Our Take: near-term we expect a retest and potentially another break below 100k. Long term we continue to see all indications that our Bitcoin thesis is playing out perfectly -- institutional adoption, regulatory clarity, and dollar debasement all continue to accelerate. 

Bitcoin is "digital gold"... better than gold, and will be worth more than gold. At today's gold prices, that would mean over $1m/BTC

Tesla (TSLA): Tesla stock slipped modestly amid escalating legal drama: Elon Musk’s team is pushing to transfer his SEC case from D.C. to Austin, which could alter proceedings and investor sentiment. But the dip didn’t derail broader gains: TSLA remains up sharply over the past year, even if still down on the year. 

Autonomy also stole the spotlight this week. Nvidia’s latest call showcased its new Thor chip and growing fleet of automaker partnerships, implicitly boosting Tesla by signaling broader momentum in the AI‑driven self‑driving space.

Amazon (AMZN): Amazon scored a big streaming win this week as NBCUniversal agreed to bring Peacock Premium Plus into Prime Video Channels for the first time. 

Until now, Peacock required its own subscription and app. Now Prime members can sign up directly inside Amazon and immediately stream everything Peacock offers, from Sunday Night Football and Premier League soccer to the Olympics, local NBC stations, and offline downloads. The deal also extends Universal Pictures rentals on Prime Video, keeps Peacock integrated with Fire TV, and adds access through Comcast’s Xfinity boxes.

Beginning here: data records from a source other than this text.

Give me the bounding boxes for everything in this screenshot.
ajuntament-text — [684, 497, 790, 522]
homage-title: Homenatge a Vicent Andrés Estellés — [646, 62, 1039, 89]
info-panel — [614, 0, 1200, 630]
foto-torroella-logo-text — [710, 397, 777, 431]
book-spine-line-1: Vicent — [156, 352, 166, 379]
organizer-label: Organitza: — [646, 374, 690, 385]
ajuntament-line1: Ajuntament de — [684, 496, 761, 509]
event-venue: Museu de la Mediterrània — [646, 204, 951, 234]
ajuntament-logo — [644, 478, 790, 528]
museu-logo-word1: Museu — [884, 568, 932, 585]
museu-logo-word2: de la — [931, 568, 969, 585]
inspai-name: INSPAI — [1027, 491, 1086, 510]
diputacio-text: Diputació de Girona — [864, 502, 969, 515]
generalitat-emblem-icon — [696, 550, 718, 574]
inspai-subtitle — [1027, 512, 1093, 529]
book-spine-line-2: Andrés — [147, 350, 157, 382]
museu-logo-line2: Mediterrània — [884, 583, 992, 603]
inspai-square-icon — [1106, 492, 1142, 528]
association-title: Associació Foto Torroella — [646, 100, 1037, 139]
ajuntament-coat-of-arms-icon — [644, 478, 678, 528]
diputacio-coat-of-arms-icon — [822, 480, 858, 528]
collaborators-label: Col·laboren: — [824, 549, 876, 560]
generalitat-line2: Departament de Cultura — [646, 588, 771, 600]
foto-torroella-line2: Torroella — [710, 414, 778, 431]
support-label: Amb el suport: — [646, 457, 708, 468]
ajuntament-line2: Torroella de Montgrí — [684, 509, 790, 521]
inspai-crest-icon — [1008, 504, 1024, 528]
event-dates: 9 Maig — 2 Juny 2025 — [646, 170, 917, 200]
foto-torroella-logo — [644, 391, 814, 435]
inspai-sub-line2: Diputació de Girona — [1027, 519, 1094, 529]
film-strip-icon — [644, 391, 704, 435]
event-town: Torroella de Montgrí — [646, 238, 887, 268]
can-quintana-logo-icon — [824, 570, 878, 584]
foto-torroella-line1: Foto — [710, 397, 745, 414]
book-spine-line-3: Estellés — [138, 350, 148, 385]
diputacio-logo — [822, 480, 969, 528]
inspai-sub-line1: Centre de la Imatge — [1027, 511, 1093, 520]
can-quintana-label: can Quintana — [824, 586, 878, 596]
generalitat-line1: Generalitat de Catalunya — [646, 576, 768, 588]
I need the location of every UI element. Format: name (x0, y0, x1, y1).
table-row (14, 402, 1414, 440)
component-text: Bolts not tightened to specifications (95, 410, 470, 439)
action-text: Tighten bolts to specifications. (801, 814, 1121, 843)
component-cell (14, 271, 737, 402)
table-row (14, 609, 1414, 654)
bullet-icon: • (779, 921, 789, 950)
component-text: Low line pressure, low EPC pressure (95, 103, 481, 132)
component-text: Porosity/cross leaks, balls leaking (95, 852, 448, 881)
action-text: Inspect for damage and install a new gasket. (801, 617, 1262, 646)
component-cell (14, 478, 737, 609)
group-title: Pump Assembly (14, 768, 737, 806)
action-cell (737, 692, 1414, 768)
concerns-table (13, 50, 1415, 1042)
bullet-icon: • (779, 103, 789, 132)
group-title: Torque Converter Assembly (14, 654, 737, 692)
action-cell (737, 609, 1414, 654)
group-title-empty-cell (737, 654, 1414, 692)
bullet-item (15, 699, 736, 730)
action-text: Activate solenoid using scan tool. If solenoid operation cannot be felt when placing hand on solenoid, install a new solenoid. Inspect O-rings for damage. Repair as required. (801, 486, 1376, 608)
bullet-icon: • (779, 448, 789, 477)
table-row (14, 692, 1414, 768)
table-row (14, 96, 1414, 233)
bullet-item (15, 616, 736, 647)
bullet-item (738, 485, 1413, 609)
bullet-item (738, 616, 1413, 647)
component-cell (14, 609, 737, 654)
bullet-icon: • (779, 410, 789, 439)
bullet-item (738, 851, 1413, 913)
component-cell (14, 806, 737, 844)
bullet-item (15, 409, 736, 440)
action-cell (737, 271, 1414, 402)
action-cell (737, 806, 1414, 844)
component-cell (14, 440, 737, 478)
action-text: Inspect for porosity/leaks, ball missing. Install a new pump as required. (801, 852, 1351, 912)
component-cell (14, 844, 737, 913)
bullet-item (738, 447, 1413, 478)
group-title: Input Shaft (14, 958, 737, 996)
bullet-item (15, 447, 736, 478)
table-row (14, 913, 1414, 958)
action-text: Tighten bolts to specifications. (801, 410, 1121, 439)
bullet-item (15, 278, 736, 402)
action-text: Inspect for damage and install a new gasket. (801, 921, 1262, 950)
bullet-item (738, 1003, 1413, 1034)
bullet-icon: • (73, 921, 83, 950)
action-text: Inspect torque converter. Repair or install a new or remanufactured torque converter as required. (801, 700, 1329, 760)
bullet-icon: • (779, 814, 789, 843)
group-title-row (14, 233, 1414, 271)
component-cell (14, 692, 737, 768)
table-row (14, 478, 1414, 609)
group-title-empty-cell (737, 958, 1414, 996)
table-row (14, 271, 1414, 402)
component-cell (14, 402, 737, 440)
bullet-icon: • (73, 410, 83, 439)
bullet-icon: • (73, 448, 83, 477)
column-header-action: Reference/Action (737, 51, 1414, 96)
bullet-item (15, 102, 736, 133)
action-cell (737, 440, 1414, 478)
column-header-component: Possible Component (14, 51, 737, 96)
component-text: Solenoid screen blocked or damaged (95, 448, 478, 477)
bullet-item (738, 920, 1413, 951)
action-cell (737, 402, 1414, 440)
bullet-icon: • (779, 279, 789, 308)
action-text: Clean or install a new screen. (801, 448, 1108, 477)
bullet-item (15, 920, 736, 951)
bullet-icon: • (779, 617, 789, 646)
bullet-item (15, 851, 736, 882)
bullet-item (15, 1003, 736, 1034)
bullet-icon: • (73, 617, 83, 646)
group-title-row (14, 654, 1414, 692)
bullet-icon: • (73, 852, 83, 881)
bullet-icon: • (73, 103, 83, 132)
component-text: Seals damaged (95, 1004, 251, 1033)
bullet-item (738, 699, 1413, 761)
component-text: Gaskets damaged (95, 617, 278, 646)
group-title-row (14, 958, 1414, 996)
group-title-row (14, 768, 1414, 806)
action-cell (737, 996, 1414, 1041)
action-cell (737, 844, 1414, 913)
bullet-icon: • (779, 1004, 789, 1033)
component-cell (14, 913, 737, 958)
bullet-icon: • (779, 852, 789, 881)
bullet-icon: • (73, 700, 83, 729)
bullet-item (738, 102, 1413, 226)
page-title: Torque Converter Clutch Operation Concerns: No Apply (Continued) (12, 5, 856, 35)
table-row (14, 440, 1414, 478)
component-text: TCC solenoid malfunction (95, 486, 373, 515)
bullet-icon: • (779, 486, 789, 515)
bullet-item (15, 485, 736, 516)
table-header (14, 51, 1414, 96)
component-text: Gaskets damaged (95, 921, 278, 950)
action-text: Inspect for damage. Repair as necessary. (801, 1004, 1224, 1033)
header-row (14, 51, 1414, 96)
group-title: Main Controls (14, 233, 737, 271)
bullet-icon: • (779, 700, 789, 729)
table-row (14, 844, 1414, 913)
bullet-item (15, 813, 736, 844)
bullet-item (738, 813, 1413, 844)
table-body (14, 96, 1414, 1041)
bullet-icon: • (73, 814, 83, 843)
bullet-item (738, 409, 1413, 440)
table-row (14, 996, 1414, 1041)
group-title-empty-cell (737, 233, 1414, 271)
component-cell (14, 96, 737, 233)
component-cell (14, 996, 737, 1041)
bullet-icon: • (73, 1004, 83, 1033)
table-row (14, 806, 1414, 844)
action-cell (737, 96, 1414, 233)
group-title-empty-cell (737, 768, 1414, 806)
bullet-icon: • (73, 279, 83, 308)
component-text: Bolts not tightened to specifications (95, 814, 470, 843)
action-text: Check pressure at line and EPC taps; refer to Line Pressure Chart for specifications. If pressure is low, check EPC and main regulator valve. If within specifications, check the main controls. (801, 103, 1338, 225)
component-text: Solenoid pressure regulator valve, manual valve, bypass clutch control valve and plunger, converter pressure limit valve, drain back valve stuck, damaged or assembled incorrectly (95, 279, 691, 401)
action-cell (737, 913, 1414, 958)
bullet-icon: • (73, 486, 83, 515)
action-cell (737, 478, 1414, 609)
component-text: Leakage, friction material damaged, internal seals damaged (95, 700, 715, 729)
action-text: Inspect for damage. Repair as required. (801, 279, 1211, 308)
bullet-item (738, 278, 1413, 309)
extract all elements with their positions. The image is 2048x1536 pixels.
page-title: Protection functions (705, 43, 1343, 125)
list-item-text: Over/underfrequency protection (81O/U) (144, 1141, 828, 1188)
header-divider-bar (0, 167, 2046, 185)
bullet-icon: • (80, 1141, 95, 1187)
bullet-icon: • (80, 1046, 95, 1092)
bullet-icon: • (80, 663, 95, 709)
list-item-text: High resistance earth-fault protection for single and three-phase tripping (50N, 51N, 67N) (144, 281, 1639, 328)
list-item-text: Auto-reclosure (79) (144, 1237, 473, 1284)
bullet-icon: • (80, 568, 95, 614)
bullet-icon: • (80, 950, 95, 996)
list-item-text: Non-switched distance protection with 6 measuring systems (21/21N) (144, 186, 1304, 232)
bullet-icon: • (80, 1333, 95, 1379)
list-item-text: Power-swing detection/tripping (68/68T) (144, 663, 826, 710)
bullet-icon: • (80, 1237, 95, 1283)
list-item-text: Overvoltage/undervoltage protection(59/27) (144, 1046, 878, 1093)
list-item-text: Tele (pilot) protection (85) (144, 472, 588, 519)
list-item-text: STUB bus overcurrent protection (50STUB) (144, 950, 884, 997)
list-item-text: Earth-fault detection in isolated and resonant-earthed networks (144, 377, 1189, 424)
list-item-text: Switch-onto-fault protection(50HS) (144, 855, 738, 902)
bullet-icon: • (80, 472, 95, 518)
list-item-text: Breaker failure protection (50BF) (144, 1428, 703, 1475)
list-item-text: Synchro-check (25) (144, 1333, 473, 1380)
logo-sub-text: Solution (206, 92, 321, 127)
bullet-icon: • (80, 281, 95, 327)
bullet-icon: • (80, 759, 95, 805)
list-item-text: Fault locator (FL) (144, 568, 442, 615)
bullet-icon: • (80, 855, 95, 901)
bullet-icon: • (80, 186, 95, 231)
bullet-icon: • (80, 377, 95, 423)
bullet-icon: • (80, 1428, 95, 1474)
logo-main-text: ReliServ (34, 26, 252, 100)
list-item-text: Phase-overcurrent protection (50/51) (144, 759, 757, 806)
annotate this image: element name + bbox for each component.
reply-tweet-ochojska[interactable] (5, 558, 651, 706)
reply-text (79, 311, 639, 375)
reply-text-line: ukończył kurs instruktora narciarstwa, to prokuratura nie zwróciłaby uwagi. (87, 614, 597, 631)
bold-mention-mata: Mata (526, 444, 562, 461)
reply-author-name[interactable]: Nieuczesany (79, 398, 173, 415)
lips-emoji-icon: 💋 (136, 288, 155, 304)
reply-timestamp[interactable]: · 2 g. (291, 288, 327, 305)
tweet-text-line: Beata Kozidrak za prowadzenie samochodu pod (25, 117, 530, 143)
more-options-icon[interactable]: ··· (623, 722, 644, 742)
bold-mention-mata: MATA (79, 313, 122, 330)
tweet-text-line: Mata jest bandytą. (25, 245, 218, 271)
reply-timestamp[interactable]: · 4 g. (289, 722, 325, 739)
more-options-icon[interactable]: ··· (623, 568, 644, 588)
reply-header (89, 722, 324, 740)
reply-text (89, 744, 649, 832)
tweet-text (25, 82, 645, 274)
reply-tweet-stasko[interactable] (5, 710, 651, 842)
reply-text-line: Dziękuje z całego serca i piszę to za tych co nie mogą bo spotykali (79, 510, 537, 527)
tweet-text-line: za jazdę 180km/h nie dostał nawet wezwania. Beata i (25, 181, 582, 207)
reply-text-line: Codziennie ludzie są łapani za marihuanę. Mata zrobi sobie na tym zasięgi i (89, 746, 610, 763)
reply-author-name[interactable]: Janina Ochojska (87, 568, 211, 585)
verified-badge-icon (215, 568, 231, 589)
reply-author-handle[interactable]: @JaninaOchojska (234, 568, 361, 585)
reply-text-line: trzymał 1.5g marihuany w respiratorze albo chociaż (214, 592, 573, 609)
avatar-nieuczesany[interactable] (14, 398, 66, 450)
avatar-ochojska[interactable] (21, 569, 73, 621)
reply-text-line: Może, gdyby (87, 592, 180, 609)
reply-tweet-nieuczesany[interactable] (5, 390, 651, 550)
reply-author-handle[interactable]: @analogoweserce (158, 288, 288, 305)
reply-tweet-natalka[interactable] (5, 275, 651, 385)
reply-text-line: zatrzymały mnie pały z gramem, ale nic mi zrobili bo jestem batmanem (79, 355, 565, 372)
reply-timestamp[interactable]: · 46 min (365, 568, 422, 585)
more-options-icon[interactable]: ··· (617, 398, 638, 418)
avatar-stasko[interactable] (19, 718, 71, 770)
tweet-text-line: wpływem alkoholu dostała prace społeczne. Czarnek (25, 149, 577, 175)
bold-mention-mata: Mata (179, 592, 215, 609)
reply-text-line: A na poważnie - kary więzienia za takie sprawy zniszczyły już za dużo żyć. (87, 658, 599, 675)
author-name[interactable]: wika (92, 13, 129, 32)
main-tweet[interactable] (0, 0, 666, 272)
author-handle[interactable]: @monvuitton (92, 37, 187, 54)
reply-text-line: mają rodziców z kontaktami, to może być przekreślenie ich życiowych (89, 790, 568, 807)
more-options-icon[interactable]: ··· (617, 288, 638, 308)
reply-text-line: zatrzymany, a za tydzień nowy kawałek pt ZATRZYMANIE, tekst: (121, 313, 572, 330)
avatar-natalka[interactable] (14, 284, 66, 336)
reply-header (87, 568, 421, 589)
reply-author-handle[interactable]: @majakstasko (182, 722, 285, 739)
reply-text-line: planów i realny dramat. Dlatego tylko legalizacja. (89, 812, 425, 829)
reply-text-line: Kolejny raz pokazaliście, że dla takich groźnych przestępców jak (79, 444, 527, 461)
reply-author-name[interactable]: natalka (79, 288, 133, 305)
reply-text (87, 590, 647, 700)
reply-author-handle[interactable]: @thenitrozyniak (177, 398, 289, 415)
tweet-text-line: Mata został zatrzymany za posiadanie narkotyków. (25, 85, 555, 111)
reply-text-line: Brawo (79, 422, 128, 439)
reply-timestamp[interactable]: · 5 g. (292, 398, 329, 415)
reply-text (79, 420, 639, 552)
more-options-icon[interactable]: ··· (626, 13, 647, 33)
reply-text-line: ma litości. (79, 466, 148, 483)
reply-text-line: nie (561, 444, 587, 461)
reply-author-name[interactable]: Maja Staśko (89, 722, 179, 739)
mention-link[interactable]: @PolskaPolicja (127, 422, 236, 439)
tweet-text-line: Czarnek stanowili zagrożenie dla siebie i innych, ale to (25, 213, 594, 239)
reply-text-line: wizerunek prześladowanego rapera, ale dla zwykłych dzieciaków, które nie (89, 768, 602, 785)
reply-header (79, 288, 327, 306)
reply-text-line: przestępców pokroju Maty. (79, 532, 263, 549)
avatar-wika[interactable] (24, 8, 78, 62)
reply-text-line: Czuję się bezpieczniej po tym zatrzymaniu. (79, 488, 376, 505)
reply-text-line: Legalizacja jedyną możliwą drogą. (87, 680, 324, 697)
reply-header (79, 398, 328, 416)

What are we most excited about? Amazon’s increasing exposure to live sports. With the NFL already in its corner, Amazon is using partnerships like Peacock to stack Premier League, Olympic coverage, and more inside its ecosystem. Live sports drives advertising dollars.

Portfolio Update

Dutch Bros (BROS): +13%

Dutch Bros shares jumped this week after analysts and institutions pointed to clear growth drivers: new store openings pushing past 1,000 locations, Dutch Rewards now capturing the majority of transactions, and menu innovation like seasonal Rebel energy drinks that keep traffic flowing. Redwood Investment’s new $1.3M stake added credibility to the bull case, showing that big money is backing the brand’s ability to scale nationally while holding customer loyalty in a crowded market.

Oklo (OKLO): +10%

Oklo added another stamp of validation this week as Bank of America initiated coverage with a bullish rating. Analysts highlighted the company’s advantage “powering the AI era,” citing its vertical integration and long-term power contracts with data centers, industrials, and government agencies. They set a Street-high target of $92, above the current analyst average of $80.

This is exactly the development we expected when we added OKLO to the portfolio. Our thesis from day one was that nuclear microreactors would be called on to solve the AI energy crunch, and the company’s ability to sign direct agreements with hyperscalers and other large users puts it in a rare position to benefit. With data center demand projected to nearly double by 2035, Oklo is now viewed by Wall Street as one of the clearest ways to play this surge.

The stock has now gained over 211% in the four months since our entry – incredible!